Before the transformer, AI-driven translators typically learned language by processing sentences one word after another. The approach has its drawbacks. Processing words in sequence is slow, and it doesn’t work well for long sentences: by the time the last words are reached, the first have been forgotten. The transformer solves these problems with help from a process called attention. It allows the network to process all the words in a sentence at once, and understand each word in context of those around it.
OpenAI’s GPT – standing for “generative pre-trained transformer” – and similar large-language models can churn out lengthy and fluent, if not always wholly reliable, passages of text. Trained on enormous amounts of data, including most of the text on the internet, they learn features of language that eluded previous algorithms.
Perhaps most striking, and most exciting, is that transformers can turn their hand to a broad array of tasks. Once it has learned the features of the data it is fed – music, video, images and speech – it can be prompted to create more. Rather than needing different neural networks to process different media, the transformer can handle the lot.

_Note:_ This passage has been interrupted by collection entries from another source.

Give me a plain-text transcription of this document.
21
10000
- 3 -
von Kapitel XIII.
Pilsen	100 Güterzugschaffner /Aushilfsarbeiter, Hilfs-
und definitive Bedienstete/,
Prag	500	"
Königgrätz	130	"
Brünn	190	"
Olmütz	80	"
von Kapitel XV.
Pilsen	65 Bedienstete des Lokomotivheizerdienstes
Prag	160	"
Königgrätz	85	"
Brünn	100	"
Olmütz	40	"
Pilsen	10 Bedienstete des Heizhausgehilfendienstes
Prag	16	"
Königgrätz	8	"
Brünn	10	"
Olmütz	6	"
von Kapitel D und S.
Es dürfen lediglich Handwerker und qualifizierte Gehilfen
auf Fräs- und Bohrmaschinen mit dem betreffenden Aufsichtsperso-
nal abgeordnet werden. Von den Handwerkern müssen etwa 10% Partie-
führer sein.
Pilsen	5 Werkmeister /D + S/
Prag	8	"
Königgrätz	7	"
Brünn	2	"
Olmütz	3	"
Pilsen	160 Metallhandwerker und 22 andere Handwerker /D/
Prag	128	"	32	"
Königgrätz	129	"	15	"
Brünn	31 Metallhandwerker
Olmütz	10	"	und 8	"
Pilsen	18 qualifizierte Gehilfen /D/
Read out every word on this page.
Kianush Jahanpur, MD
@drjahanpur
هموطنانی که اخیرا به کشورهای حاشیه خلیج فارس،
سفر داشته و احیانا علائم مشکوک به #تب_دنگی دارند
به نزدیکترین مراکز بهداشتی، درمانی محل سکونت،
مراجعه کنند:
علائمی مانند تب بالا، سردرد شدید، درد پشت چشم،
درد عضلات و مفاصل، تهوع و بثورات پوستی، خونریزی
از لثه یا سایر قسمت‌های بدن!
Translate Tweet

“This is a step-change. It’s a genuine technological watershed moment,” says Michael Wooldridge, professor of computer science at the University of Oxford and author of The Road to Conscious Machines. “Clearly Google didn’t spot the potential. I find it hard to believe they would have released the paper if they’d understood it was going to be the most consequential AI development we’ve seen so far.”
Wooldridge sees applications in CCTV, with transformer networks spotting crimes as they take place. “We’ll go into a world of generative AI where Elvis and Buddy Holly come back from the dead. Where, if you’re a fan of the original Star Trek series, generative AI will create as many episodes as you like, with voices that sound like William Shatner and Leonard Nimoy. You won’t be able to tell the difference.”
But revolution comes at a cost. Training models like ChatGPT requires enormous amounts of computing power and the carbon emissions are hefty. Generative AI has “put us on a collision course with the climate crisis,” says Penn. “Instead of over-engineering our society to run on AI all the time, every day, let’s use it for what is useful, and not waste our time where it’s not.”